Année c: Lundi de la 3e semaine du carême (litcc03l.13)
Luc 4, 24-30 : LA CONFIANCE EST LA BOUSSOLE DE TOUTE VIE
Comme elle est émouvante cette veuve de Sarepta, une païenne de surcroit. Sans qu'on puisse savoir pourquoi, son histoire de confiance, son histoire de foi, nous touche, nous interpelle. Elle a fait un pacte, une alliance avec le prophète. Elle, qui n'avait plus rien à perdre et dont la situation était sans issue, a fait confiance en donnant tout ce qu'elle avait pour vivre. Elle a fait tout ce que le prophète lui demandait et Dieu, par la voix du prophète, lui a octroyé du pain en abondance. Parce qu'elle a fait pénétrer la Parole de Dieu dans son coeur, cela a changé sa vie misérable en une vie d'abondance.

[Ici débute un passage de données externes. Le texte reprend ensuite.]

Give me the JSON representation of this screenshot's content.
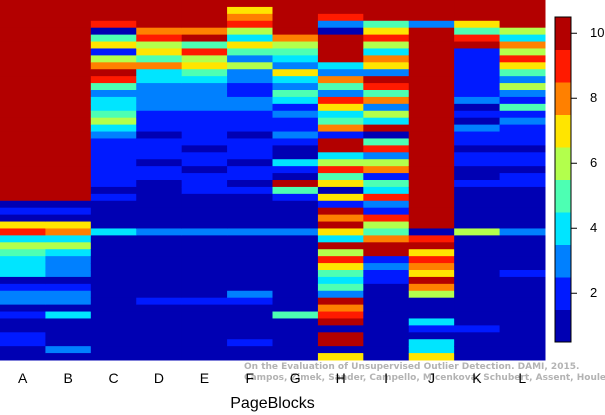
{
  "chart_data": {
    "type": "heatmap",
    "title": "",
    "xlabel": "PageBlocks",
    "ylabel": "",
    "categories": [
      "A",
      "B",
      "C",
      "D",
      "E",
      "F",
      "G",
      "H",
      "I",
      "J",
      "K",
      "L"
    ],
    "colorbar": {
      "ticks": [
        2,
        4,
        6,
        8,
        10
      ],
      "range": [
        0.5,
        10.5
      ],
      "colormap": "jet"
    },
    "rows": 52,
    "note": "Each column lists per-row color values (1 = dark blue, 10 = dark red), top row first.",
    "columns": [
      {
        "label": "A",
        "values": [
          10,
          10,
          10,
          10,
          10,
          10,
          10,
          10,
          10,
          10,
          10,
          10,
          10,
          10,
          10,
          10,
          10,
          10,
          10,
          10,
          10,
          10,
          10,
          10,
          10,
          10,
          10,
          10,
          10,
          1,
          2,
          1,
          7,
          9,
          4,
          6,
          5,
          4,
          4,
          4,
          1,
          2,
          3,
          3,
          1,
          2,
          1,
          1,
          2,
          2,
          1,
          1
        ]
      },
      {
        "label": "B",
        "values": [
          10,
          10,
          10,
          10,
          10,
          10,
          10,
          10,
          10,
          10,
          10,
          10,
          10,
          10,
          10,
          10,
          10,
          10,
          10,
          10,
          10,
          10,
          10,
          10,
          10,
          10,
          10,
          10,
          10,
          1,
          2,
          1,
          7,
          8,
          4,
          6,
          4,
          3,
          3,
          3,
          1,
          2,
          3,
          3,
          1,
          4,
          1,
          1,
          1,
          1,
          3,
          1
        ]
      },
      {
        "label": "C",
        "values": [
          10,
          10,
          10,
          9,
          1,
          5,
          7,
          2,
          6,
          8,
          10,
          9,
          5,
          3,
          4,
          4,
          5,
          6,
          4,
          3,
          2,
          2,
          2,
          2,
          2,
          2,
          2,
          1,
          2,
          1,
          1,
          1,
          1,
          4,
          1,
          1,
          1,
          1,
          1,
          1,
          1,
          1,
          1,
          1,
          1,
          1,
          1,
          1,
          1,
          1,
          1,
          1
        ]
      },
      {
        "label": "D",
        "values": [
          10,
          10,
          10,
          10,
          8,
          9,
          6,
          7,
          5,
          8,
          4,
          4,
          3,
          3,
          3,
          3,
          2,
          2,
          2,
          1,
          2,
          2,
          2,
          1,
          2,
          2,
          1,
          1,
          1,
          1,
          1,
          1,
          1,
          3,
          1,
          1,
          1,
          1,
          1,
          1,
          1,
          1,
          1,
          2,
          1,
          1,
          1,
          1,
          1,
          1,
          1,
          1
        ]
      },
      {
        "label": "E",
        "values": [
          10,
          10,
          10,
          10,
          8,
          10,
          5,
          9,
          6,
          7,
          5,
          4,
          3,
          3,
          3,
          3,
          2,
          2,
          2,
          2,
          2,
          1,
          2,
          2,
          1,
          2,
          2,
          2,
          1,
          1,
          1,
          1,
          1,
          3,
          1,
          1,
          1,
          1,
          1,
          1,
          1,
          1,
          1,
          2,
          1,
          1,
          1,
          1,
          1,
          1,
          1,
          1
        ]
      },
      {
        "label": "F",
        "values": [
          10,
          7,
          8,
          9,
          6,
          4,
          7,
          5,
          3,
          6,
          3,
          3,
          2,
          2,
          3,
          3,
          2,
          2,
          2,
          1,
          2,
          2,
          2,
          1,
          2,
          2,
          1,
          2,
          1,
          1,
          1,
          1,
          1,
          3,
          1,
          1,
          1,
          1,
          1,
          1,
          1,
          1,
          3,
          2,
          1,
          1,
          1,
          1,
          1,
          2,
          1,
          1
        ]
      },
      {
        "label": "G",
        "values": [
          10,
          10,
          10,
          10,
          10,
          8,
          6,
          5,
          4,
          3,
          7,
          4,
          3,
          5,
          4,
          2,
          3,
          2,
          2,
          3,
          2,
          1,
          1,
          4,
          2,
          1,
          10,
          5,
          2,
          1,
          1,
          1,
          1,
          3,
          1,
          1,
          1,
          1,
          1,
          1,
          1,
          1,
          1,
          1,
          1,
          5,
          1,
          1,
          1,
          1,
          1,
          1
        ]
      },
      {
        "label": "H",
        "values": [
          10,
          10,
          9,
          3,
          1,
          10,
          10,
          10,
          10,
          4,
          3,
          8,
          5,
          3,
          9,
          7,
          4,
          5,
          8,
          2,
          10,
          10,
          4,
          6,
          9,
          5,
          7,
          1,
          7,
          2,
          10,
          8,
          10,
          7,
          4,
          10,
          6,
          9,
          7,
          5,
          4,
          5,
          3,
          10,
          8,
          9,
          10,
          1,
          10,
          10,
          1,
          7
        ]
      },
      {
        "label": "I",
        "values": [
          10,
          10,
          10,
          5,
          7,
          9,
          6,
          4,
          8,
          7,
          3,
          10,
          9,
          5,
          8,
          3,
          6,
          4,
          10,
          1,
          5,
          9,
          3,
          6,
          8,
          2,
          5,
          4,
          9,
          3,
          2,
          9,
          6,
          5,
          8,
          10,
          10,
          2,
          3,
          2,
          2,
          1,
          1,
          1,
          1,
          1,
          1,
          1,
          1,
          1,
          1,
          1
        ]
      },
      {
        "label": "J",
        "values": [
          10,
          10,
          10,
          3,
          10,
          10,
          10,
          10,
          10,
          10,
          10,
          10,
          10,
          10,
          10,
          10,
          10,
          10,
          10,
          10,
          10,
          10,
          10,
          10,
          10,
          10,
          10,
          10,
          10,
          10,
          10,
          10,
          10,
          1,
          9,
          10,
          7,
          9,
          8,
          7,
          10,
          8,
          6,
          1,
          1,
          1,
          4,
          2,
          1,
          4,
          4,
          7
        ]
      },
      {
        "label": "K",
        "values": [
          10,
          10,
          10,
          7,
          5,
          9,
          10,
          2,
          2,
          2,
          2,
          2,
          2,
          2,
          3,
          1,
          2,
          1,
          3,
          2,
          2,
          1,
          2,
          2,
          1,
          1,
          2,
          1,
          1,
          1,
          1,
          1,
          1,
          6,
          1,
          1,
          1,
          1,
          1,
          1,
          1,
          1,
          1,
          1,
          1,
          1,
          1,
          2,
          1,
          1,
          1,
          1
        ]
      },
      {
        "label": "L",
        "values": [
          10,
          10,
          10,
          10,
          6,
          4,
          8,
          6,
          9,
          7,
          5,
          3,
          6,
          3,
          2,
          5,
          2,
          3,
          2,
          2,
          2,
          1,
          2,
          2,
          1,
          2,
          2,
          1,
          1,
          1,
          1,
          1,
          1,
          3,
          1,
          1,
          1,
          1,
          1,
          2,
          1,
          1,
          1,
          1,
          1,
          1,
          1,
          1,
          1,
          1,
          1,
          1
        ]
      }
    ]
  },
  "colors": {
    "background": "#8b0000",
    "cell_outline": "#ffffff"
  },
  "credit": {
    "line1": "On the Evaluation of Unsupervised Outlier Detection. DAMI, 2015.",
    "line2": "Campos, Zimek, Sander, Campello, Micenková, Schubert, Assent, Houle"
  }
}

Quelle disproportion entre ce qu'elle offre à l'homme de Dieu et ce qu'elle reçoit par la suite ! Lorsque le tout donner, le tout quitter, l'emportez rien devient notre histoire quotidienne, se produit le miracle de la surabondance. À quoi peut bien servir de tout donner, tout quitter, de ne rien emporter si cela ne nous enrichit pas ? Pourquoi croire, faire confiance si cela n'apporte rien de neuf dans nos vies ? Saint Paul lui-même exprimait cela aux Corinthiens : c'est pour rien que vous êtes devenus croyants si vous ne gardez pas l'Évangile que je vous ai annoncé (1 Co 15, 1).
Si cette femme a tellement fasciné Jésus, c'est qu'elle nous offre en raccourci la manière de vivre de Jésus. Jésus a été accueilli par des étrangers à la foi - cette veuve, le général syrien, le publicain Matthieu, Zachée le voleur - alors que les siens ne l'ont pas reçu, dira saint Jean. Si les auditeurs de Jésus sont tous devenus furieux, c'est justement parce qu'ils ont très bien compris que l'attitude de Jésus remettait en question la tranquillité de leur vie de foi.
En citant cette veuve du temps des prophètes, ce général étranger, Jésus fait surgir en nous que Dieu demeurera toujours incompréhensible. Ineffable. Sa générosité ne s'arrête pas sur le seuil d'une religion. Dieu n'est jamais fatigué de donner, ni appauvri par sa générosité.
Sans que personne ne le soupçonne, cette femme, seule à lutter dans la vie, portait en elle le secret de son combat : la confiance, l'espérance que ça ira mieux demain. La confiance est la boussole de toute vie (François de Sales). Le découragement est la marque des anti-croyants. Pour le croyant, la tactique du découragement exhale une odeur repoussante (Gilbert de Hoyland). Cette femme a renoncé au découragement. Ne mettons pas la lumière sous le boisseau, nous dit Jésus (Mt 5,15).
Cette femme, et voilà une autre fascination que nous risquons au quotidien de ne pas voir, anticipe que toute personne peut devenir une lettre écrite de la main de Dieu. Nous pouvons aussi être évangélisé par des «étrangers», des personnes qui à première vue, n'ont rien de commun avec notre foi. Ces personnes, dans leurs attitudes de confiance, confirment combien elles sont éprises de Dieu. Frère Charles de Foucauld a découvert la prière à travers les Musulmans, disait le postulateur de sa cause de béatification.
Saintetés, n'est-ce pas là l'histoire de chacune de nos vies? Le Seigneur, un jour du temps, est venu mendier notre temps, notre peu de farine, de foi, d'assurance en nous-même. Il a frappé à notre porte pour nous demander de lui consacrer nos vies. En retour, il nous offre la surabondance. La contemplation de cette veuve comme de ce général syrien nous fait voir un Dieu impossible à cadrer ou à enfermer et, comme à Emmaüs, au moment où l'on pense connaître Dieu, il nous échappe.
À votre contemplation: aussi paradoxale que cela puisse paraître, notre société de consommation a créé dans les cœurs un immense vide, une immense faim qui appelle un changement de cap. Toutes les prises de paroles de Jésus orientent plutôt nos regards sur nos «riens» qu'il est venu combler. Le souviens-toi que tu es poussière est envahi par la plénitude de Dieu. L'échec devient chemin de résurrection. Une eucharistie qui nous sauve de ce que nous sommes dans notre être profond. À travers ce signe que nous risquons de ne plus voir tant il nous est quotidien, Dieu continue de nous révéler que nos «riens» nous permettent de goûter Dieu, sa générosité. Comme le général syrien à qui le prophète n'avait pas demandé quelque chose de très difficile - va de baigner sept fois dans le Jourdain - nous avons du mal à entendre cela. AMEN.